Did you know the star of the first “moving picture” was named Sallie Gardner? Or that she was a horse owned by a Governor of California? You can learn all about this early star and her strange connection to the silent film era that lasted from 1878 to 1928. The story of those fifty years is a fascinating adventure that will be explored in The Birth of Cinema: Film’s First Fifty Years. From the famous Muybridge galloping horse research project through the introduction of talkies, you’ll witness the emergence of a dynamic film industry that began as soon as entrepreneurs saw a way to make a profit.
Michael Napolillo, new instructor at OLLI, will put his BFA in Film from NYU to good use as he relives that memorable period via lecture, film clips, and hands-on demonstrations. Mike honed his artistic skills in literary arts, writing and even songwriting in Massachusetts, Vermont and New York. In 1984, he joined the English Department at Long Beach’s Wilson High School where he taught for 32 years.

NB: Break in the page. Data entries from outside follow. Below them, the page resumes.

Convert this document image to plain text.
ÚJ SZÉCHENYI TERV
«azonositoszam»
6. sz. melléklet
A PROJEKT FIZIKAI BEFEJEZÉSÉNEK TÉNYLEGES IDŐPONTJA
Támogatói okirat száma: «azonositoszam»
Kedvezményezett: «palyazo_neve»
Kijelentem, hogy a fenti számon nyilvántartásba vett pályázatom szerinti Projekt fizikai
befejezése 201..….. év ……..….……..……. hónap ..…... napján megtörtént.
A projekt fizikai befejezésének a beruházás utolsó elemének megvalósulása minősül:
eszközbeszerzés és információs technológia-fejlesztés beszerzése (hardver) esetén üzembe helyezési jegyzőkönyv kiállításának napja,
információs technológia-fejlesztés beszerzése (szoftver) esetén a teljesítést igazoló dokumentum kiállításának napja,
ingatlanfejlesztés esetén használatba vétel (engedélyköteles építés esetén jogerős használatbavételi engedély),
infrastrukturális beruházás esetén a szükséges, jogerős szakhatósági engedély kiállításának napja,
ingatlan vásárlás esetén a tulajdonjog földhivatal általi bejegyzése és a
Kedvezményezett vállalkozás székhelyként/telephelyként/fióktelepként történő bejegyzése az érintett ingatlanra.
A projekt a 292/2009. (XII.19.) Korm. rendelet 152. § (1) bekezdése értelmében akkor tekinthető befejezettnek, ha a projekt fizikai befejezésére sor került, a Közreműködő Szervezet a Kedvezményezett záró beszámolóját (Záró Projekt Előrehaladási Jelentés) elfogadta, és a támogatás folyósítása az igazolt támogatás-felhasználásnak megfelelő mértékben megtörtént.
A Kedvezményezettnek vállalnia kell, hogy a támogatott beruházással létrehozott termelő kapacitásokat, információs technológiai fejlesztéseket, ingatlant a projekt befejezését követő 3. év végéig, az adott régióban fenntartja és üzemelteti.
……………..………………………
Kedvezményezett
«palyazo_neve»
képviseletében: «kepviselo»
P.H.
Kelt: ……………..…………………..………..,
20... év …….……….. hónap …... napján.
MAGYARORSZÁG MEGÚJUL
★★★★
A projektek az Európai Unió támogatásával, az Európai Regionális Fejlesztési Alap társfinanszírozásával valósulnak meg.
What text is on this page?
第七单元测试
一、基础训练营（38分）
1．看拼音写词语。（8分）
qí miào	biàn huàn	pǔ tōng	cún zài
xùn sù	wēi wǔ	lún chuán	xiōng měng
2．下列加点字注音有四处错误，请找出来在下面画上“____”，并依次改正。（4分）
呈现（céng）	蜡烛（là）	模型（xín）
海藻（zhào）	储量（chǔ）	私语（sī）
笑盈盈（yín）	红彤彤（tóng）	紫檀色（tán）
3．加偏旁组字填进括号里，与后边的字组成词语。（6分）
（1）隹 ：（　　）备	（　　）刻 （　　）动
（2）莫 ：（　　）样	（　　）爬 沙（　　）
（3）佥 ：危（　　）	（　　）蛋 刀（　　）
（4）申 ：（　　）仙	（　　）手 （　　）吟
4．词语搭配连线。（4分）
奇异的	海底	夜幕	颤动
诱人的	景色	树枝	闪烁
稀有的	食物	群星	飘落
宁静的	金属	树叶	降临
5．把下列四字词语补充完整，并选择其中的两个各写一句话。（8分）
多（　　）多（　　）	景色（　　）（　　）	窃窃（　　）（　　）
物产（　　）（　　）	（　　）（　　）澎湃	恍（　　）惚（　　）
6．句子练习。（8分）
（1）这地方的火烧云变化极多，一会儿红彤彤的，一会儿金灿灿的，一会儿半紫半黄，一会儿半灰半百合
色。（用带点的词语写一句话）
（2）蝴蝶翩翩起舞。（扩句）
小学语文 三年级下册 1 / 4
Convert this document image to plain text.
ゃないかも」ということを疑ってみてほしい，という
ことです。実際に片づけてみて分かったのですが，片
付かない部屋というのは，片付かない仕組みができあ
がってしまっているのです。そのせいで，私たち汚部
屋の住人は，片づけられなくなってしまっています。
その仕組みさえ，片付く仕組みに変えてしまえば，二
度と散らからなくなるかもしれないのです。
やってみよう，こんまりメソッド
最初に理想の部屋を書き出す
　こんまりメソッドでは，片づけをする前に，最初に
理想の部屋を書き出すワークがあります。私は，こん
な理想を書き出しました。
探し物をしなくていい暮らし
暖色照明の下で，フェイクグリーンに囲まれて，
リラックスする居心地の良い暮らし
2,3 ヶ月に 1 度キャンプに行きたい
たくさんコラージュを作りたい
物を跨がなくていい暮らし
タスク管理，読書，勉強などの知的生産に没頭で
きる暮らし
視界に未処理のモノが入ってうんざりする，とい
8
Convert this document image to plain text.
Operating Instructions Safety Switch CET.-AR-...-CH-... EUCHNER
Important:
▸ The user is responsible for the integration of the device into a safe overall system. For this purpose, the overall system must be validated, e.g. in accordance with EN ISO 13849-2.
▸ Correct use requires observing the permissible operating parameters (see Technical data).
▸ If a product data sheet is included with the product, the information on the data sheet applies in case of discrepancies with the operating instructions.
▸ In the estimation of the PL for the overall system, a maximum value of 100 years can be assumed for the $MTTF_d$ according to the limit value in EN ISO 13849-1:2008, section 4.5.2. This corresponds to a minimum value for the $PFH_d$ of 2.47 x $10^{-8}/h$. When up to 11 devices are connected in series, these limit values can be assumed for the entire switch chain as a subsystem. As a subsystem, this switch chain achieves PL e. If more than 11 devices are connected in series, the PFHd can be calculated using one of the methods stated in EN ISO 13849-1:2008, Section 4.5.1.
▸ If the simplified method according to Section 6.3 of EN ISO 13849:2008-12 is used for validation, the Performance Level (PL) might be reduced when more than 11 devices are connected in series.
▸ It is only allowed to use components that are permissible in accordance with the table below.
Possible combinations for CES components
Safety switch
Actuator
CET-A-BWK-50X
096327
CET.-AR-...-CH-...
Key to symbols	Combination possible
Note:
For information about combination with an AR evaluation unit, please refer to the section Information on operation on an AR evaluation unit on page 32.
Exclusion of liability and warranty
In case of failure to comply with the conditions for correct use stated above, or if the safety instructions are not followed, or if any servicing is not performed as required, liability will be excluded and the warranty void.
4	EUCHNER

It was there he created a senior elective course on Film Analysis for the LBUSD. The course was understandably very popular among the high school students but, thanks to Mike’s efforts, it also qualified for credit in U.C. English.
Mike is married with two grown children. Now, recently retired, he is still a fan of classic films and maintains his own collection of many of the greats. He enjoys an occasional round of golf and he’s also an accomplished guitar player and singer who loves to
entertain. He has performed at many southland venues and his current gig pleases the crowd at The Local Spot eatery in Long Beach during Sunday brunch. Hey, maybe he’ll even play some background music for one of those silent movies!

Classic Films of 60s & 70s

by Rick Adams

Take a class where you will see such classic films as “The Wind and the Lion,” “Murder on the Orient Express,” “Easy Rider” and “Hard Day’s Night.” There will be many others starring classic actors, such as Sean Connery, Michael Caine, Candice Bergan, Jack Nicholson, Paul Newman, Ingrid Bergman and of course, The Beatles. These Classic Films will cover the diverse aspects of life and times during the 60s and 70s.
OLLI instructor, Jeff
Hathcock feels that those were the last two decades of great movies, great actors and directors. Those years gave us Jack Nicholson, Dustin Hoffman, Alan Arkin, Faye Dunaway, Jaqueline Bisset, Julie Christy, James Caan,
Steven Spielberg, Francis Coppola – and many more talented people. After that, Hollywood pretty much went south and everything became a sci-fi, fantasy, or special effects “blockbuster” that catered to the youth market. According to Jeff, it left us with today’s crop of actors who mumble in a mistaken
belief that whispering gives their lines more drama. He prefers the films made when actors could be heard
and knew how to use their voices for dramatic effect. This class examines a time when Hollywood made GOOD movies.
Jeff has written for Academy Award
winner Walter Matthau, Emmy Award winner Jack Klugman, Walt Disney Productions (including the radio jingle for “Big Thunder Mountain Railroad”), Knott’s Ice Spectaculars and Knott’s “Calico Square Shootout.” He
directed Academy Award winner George Kennedy in his western “Three Bad Men.” He is in pre-production for a movie titled “The Alley.” Jeff has directed 170 plays. He has an agent representing his first novel, Cult of the Cobra, and is working on his second novel Red Moon Rising.